Once you have your attractive library set up in a visible location and are linked to the Internet, how do you get patrons to come in the door and continue to return? Getting the word out about your services is an on-going project. Since a lot of the continued and new funding for libraries is determined by the amount of usage by the public, it is important to do a lot of public relations work. An opening reception is a must to thank those that have made the establishment of the library possible and perhaps to get some publicity from the local news outlets. Giving talks to community groups about the library or going to local schools and giving book talks initiated large donations to our Family Library. Giving talks at conferences (not necessarily library conferences) also helped to publicize the library. Web sites, brochures in public areas are useful. Helping healthcare givers find patient information will establish a good relationship and will facilitate them referring their patients to you. The important thing is to keep the library in public view and, of course, the best PR is to send the patron away satisfied with the service he or she got from the staff.

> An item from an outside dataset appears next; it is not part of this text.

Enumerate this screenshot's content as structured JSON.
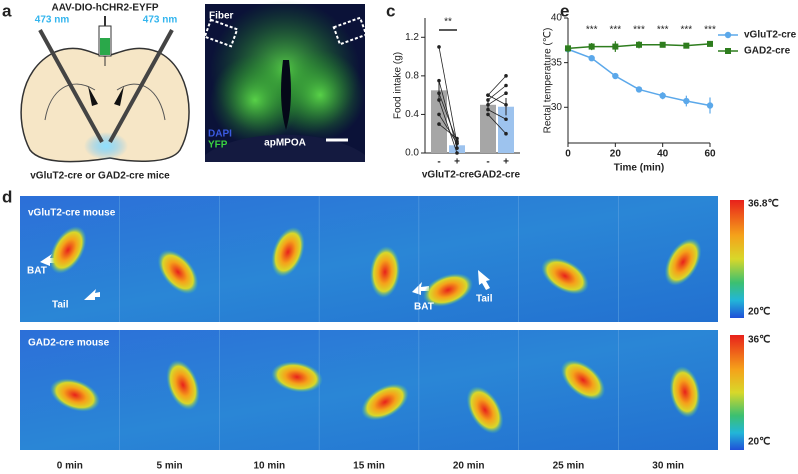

Proving that the library is being used and how it is being used is important and maintaining a User Log is a necessity. Either the patron can fill out a request form or the library staff member can fill it out after the patron has left. At Children's we note on the form how we searched for the information - Internet or databases - and the search strategy used. When we show them books, we also note the title. This helps us if we have to go back and recreate the search or another staff member helps the same patron and doesn't want to duplicate the previous work. As an added benefit, keeping the User Log helps with collection development because we also write a message saying we need more materials on the subject. We keep the logs for a year and add the statistics to our monthly report.
I have not gotten into the details of setting up a library, because there are sources on the Internet and books published about this subject, and also because of local customs that determine what you do. What I want to emphasize are the universal qualities that will make the successful consumer health library work. Remember the three C's - Customer Service, Credibility and Confidentiality.
Establish your credibility with the public. Do not give out misinformation. Make sure you understand what information the patron really wants. Be sure you have enough of the right resources to fill these requests. A library that has only a few pamphlets on the shelf is not going to serve the public well and people will not return. A disgruntled patron may say to their friends, "they don't have anything there, don't bother going", and that bad publicity is worse than no publicity for the library. Be sure that the public knows that the materials you hold cover a wide spectrum of beliefs, and what they read might not agree with what their healthcare giver has told them. Be sure you have a disclaimer on all your materials stating this, and do not explain what is in the material unless you are an expert in the area.
Maintain confidentiality. This is important in any business or library, but more so in a consumer health library. A patron's health problems are personal, and staff and volunteers must never discuss them with friends or even with each other. Public confidence in knowing that what they discuss in the library will never be repeated outside the reference interview is essential.
Most importantly, give great customer service. Pleasant, well-informed, helpful staff and volunteers are the keys to a successful library. Go beyond the minimal procedures for the patron and give the most comprehensive answer possible. Remember your Mission Statement - internalize it and work by it.